Finding My Place (And My Pharmily)
I eventually realized that despite years of feeling pretty indifferent to almost every school subject and telling myself I was no good at science, I felt impassioned by medicine and chemistry. The subject I felt married the both of those subjects, was pharmacy. It made sense to me: a healthcare profession, medicinal chemistry and pharmacology were two subjects I gravitated toward all through undergrad, and I got to help people. It wasn't long after that I started taking prerequisite courses needed to get me into a pharmacy program.
Pharmacy is different from other medical graduate programs, like MD or DO because you don't need a degree going into the program as long as you take the basic prerequisite courses (which are essentially just your sciences). In fact, my class is split 50/50 between kids with undergraduate degrees, and kids like me. I labored through the final classes I needed, and applied to pharmacy school in the fall of my junior year of college. I took my PCATs about a month later, interviewed the weekend before Christmas and learned of my acceptance that same day.
It seems cliche to say all of that is only the beginning but it's so true. I had no idea how much I would be challenged, and how for almost every day in those four following years I would also surprise myself. I surprised myself with my dedication, my resilience and the passion I had for the subject.
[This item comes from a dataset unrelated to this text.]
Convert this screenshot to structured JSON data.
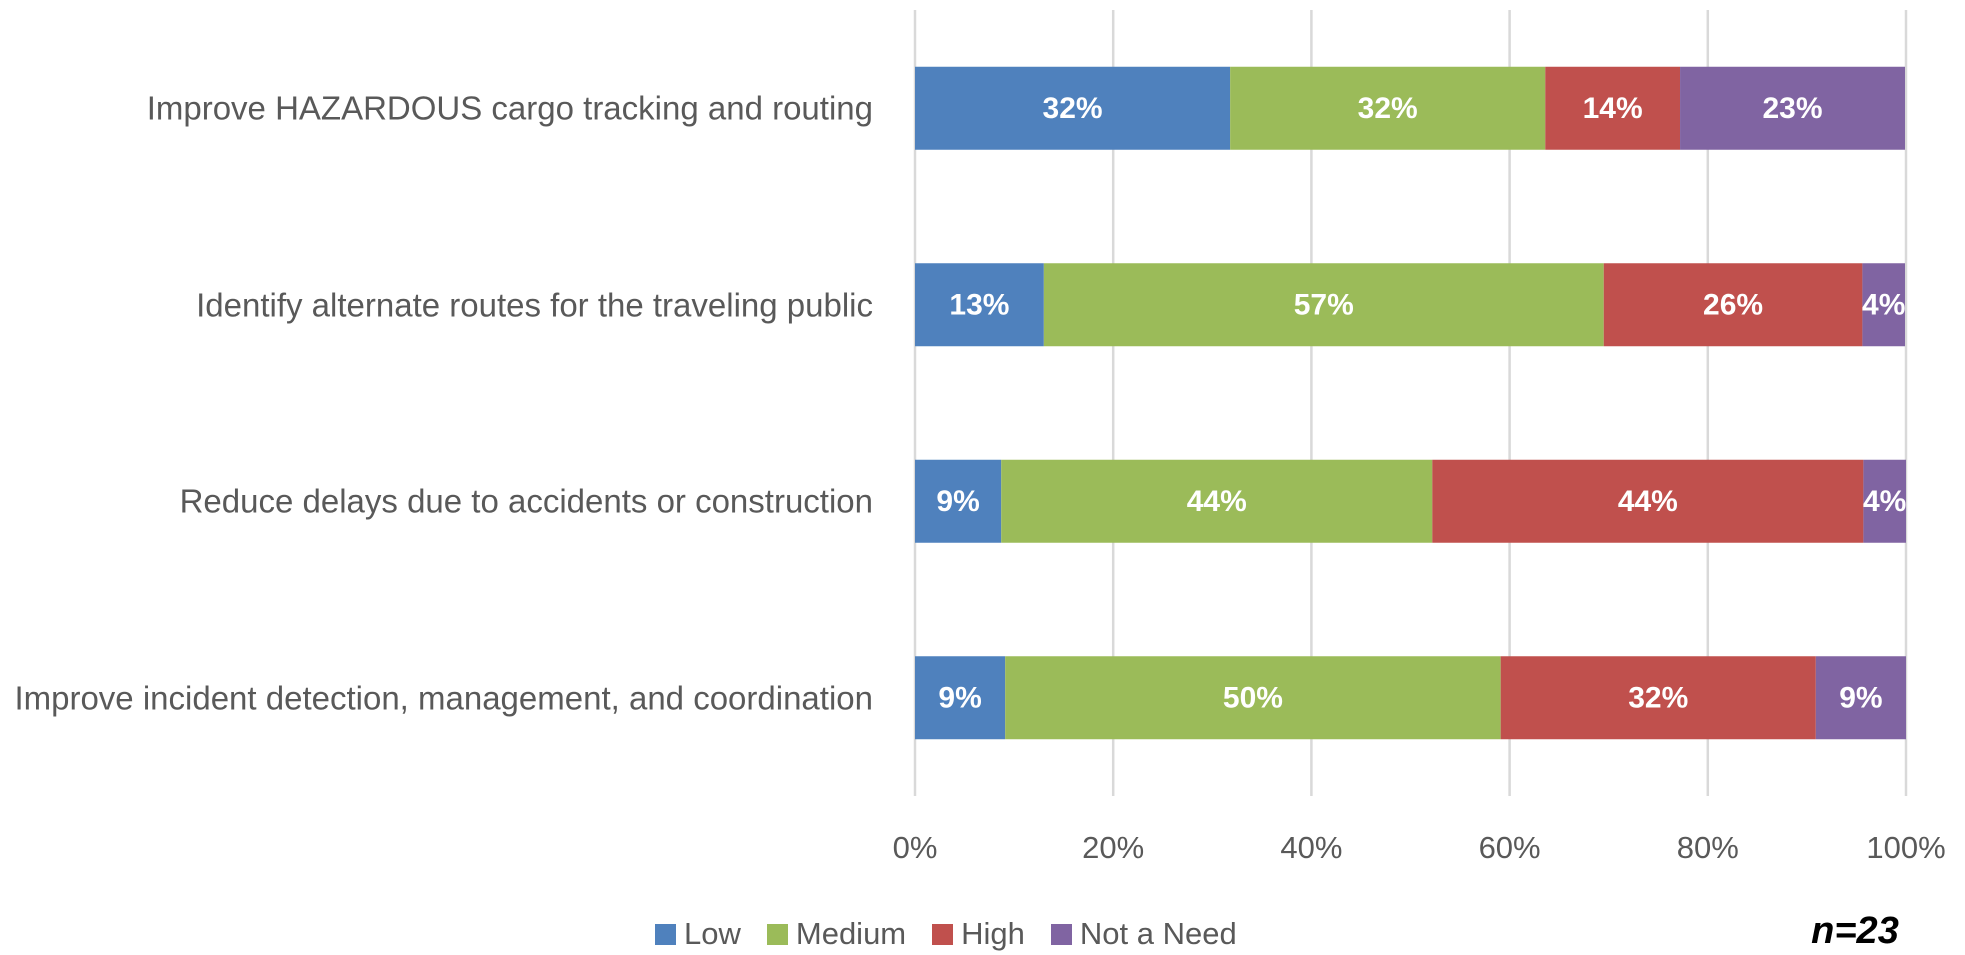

As someone who kind of floated all through high school, I never expected that I could funnel such love and energy into a career choice. The more I learned why medicine and how medicine worked the more I fell in love, the more questions I had, the more I had to know everything I could about the drugs we use. Don't get me wrong though, it was hard work and a lot of work. I spent mostly everyday studying or in class dawn to dusk. I became that weird person at the cocktail party who wants to tell everyone how alcohol is metabolized. My life was entirely riddled with studying, assignments, projects, and work ups. Luckily, I was able to lean on my classmates, many of which became like family (or Pharmily as we affectionately term it!).
It also helped that the rotations I had were the perfect supplement to my didactic work and honestly kept my spirits up during some of my hardest weeks. My program had us do our IPPE rotations during the school year, so every week I had a designated day to show up and learn real life practices. It really did keep me sane some weeks. I rotated between a HIV clinic, a community center for blind folks, an emergency room, and so many more interesting places. They all inspired me in one way or another to keep going.
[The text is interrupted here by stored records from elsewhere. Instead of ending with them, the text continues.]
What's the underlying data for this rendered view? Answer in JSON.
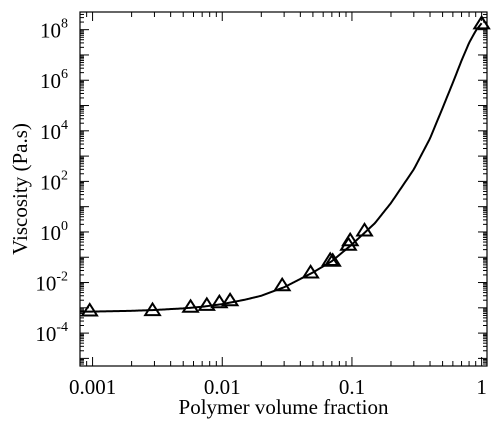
{
  "chart_data": {
    "type": "scatter",
    "xlabel": "Polymer volume fraction",
    "ylabel": "Viscosity  (Pa.s)",
    "x_scale": "log",
    "y_scale": "log",
    "xlim": [
      0.0008,
      1.1
    ],
    "ylim": [
      5e-06,
      500000000
    ],
    "grid": false,
    "x_ticks": [
      {
        "value": 0.001,
        "label": "0.001"
      },
      {
        "value": 0.01,
        "label": "0.01"
      },
      {
        "value": 0.1,
        "label": "0.1"
      },
      {
        "value": 1,
        "label": "1"
      }
    ],
    "y_ticks": [
      {
        "value": 0.0001,
        "base": "10",
        "exp": "-4"
      },
      {
        "value": 0.01,
        "base": "10",
        "exp": "-2"
      },
      {
        "value": 1,
        "base": "10",
        "exp": "0"
      },
      {
        "value": 100,
        "base": "10",
        "exp": "2"
      },
      {
        "value": 10000,
        "base": "10",
        "exp": "4"
      },
      {
        "value": 1000000,
        "base": "10",
        "exp": "6"
      },
      {
        "value": 100000000,
        "base": "10",
        "exp": "8"
      }
    ],
    "series": [
      {
        "marker": "triangle-open",
        "x": [
          0.00095,
          0.0029,
          0.0057,
          0.0076,
          0.0095,
          0.0115,
          0.029,
          0.048,
          0.068,
          0.071,
          0.094,
          0.097,
          0.125,
          1.0
        ],
        "y": [
          0.00075,
          0.00078,
          0.00105,
          0.00125,
          0.0016,
          0.0019,
          0.0075,
          0.024,
          0.075,
          0.07,
          0.3,
          0.45,
          1.1,
          170000000
        ]
      }
    ],
    "fit_curve": {
      "x": [
        0.0008,
        0.001,
        0.002,
        0.003,
        0.005,
        0.007,
        0.01,
        0.015,
        0.02,
        0.03,
        0.05,
        0.07,
        0.1,
        0.15,
        0.2,
        0.3,
        0.4,
        0.5,
        0.6,
        0.7,
        0.8,
        0.9,
        1.0
      ],
      "y": [
        0.0007,
        0.00071,
        0.00076,
        0.00082,
        0.00095,
        0.0011,
        0.0014,
        0.0021,
        0.003,
        0.0065,
        0.025,
        0.07,
        0.32,
        2.2,
        14,
        300,
        5000,
        80000,
        800000,
        6000000,
        30000000,
        90000000,
        180000000
      ]
    }
  }
}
Three Years Down, One to Go
That is ultimately the story of how I ended up where I am today, in my fourth year on my APPE rotations, set to graduate with my PharmD in just 9 months. I still have a very long road ahead of me to become the pharmacist I dream of being, but I'm on my way and trying to absorb as much as I can from my didactic experience and apply it to my rotations. I think my 9 year old self would laugh if I went back and told her one day she'd learn that there are way cooler drugs out there than lidocaine to write essays on.